- As we approach year end, the MSCI World and S&P 500 indexes are both decidedly positive for the year—despite being in negative territory earlier.
- We said earlier this year it's normal for some years to see the totality of returns come largely at the back end, and we thought that likely this year.
- Stocks' rally since the relative July low demonstrates how markets can move a long way in a very short time.
- Encouragingly for 2011, historical trends and positive fundamentals support a continuing bull market.
For at least the last couple years, a chorus of voices has said "staying the course doesn't work anymore" and "this time it's different." The correction earlier this year didn't do any favors to extant market jitters. But lo and behold, as we approach year end, what we do we see? The MSCI World and S&P 500 indexes are both decidedly positive for the year—despite being in negative territory as late as mid-September. The MSCI World has gained 11% for the year, while the S&P 500 has risen 14%.*
We said earlier this year it's normal for some years to see the totality of returns come largely at the back end, and we thought that likely this year. In our view, the PIIGS debt concerns are legitimate—for those nations. And the threat the European Monetary Union (EMU) could fracture is real, though highly unlikely in the near-term. With some legitimate weaknesses of the Lisbon Treaty shaken out and some fixes underway, the EMU for now is stronger, not weaker. Plus, against the backdrop of all those euro-centric fears, there were broadly improving global fundamentals. In our view, the positives globally vastly outweighed the legitimate areas for concern. Add that up, and you have a recipe for a strong, back-end stock rally.
Stocks' rally since the relative July low demonstrates how markets can move a long way in a very short time. Investors who bailed out of stocks during the correction, predicting a negative annual return, missed the rally. The market has a way of rewarding those who can tolerate short-term volatility—and, conversely, frequently punishing those who think they can time the market around (what turn out to be) lightning-fast downturns.

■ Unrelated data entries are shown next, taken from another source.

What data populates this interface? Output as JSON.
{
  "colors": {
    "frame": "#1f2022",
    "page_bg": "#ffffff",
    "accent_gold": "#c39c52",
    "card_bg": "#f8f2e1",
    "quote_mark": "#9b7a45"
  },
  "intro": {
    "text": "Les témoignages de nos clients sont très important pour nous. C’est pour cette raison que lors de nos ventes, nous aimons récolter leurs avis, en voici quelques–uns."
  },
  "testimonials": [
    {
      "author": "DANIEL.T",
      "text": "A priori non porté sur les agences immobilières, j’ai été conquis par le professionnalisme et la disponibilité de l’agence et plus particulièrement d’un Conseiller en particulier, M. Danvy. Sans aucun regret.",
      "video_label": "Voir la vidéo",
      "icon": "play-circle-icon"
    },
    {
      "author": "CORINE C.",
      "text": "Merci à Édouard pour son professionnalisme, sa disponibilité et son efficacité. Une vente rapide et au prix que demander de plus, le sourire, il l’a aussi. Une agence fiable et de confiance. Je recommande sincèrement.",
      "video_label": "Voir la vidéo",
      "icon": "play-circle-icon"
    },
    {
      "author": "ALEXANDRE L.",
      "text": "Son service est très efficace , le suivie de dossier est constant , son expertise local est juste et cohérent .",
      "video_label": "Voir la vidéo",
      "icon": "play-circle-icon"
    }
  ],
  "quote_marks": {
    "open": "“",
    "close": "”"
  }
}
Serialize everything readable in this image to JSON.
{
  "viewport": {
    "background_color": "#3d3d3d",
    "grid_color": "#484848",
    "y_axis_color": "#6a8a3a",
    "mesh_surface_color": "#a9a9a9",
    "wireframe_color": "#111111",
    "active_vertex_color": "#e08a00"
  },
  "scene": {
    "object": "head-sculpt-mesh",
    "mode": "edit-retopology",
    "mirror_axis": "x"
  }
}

2010 wasn't without serious risks—the world never is. But focusing exclusively on risks to make investment decisions can be detrimental to long-term financial goals. Legitimate risks must be weighed against the full spectrum of global drivers. Investors driven solely by risk aversion to the exclusion of all other factors aren't likely to see much long-term growth. It's normal for our levels of risk aversion to fluctuate given our experiences, but smart investors train themselves to see beyond personal biases and fears. They know it's usually not so very different this time.
Encouragingly for this bull market going into 2011, history shows the S&P 500 hasn't had a negative annual return in the third year of a president's term since 1939—though of course anything can happen. But positive fundamentals like healthy global economic growth, strong corporate profits surpassing expectations, and surging global trade should provide nice tailwinds for the near future.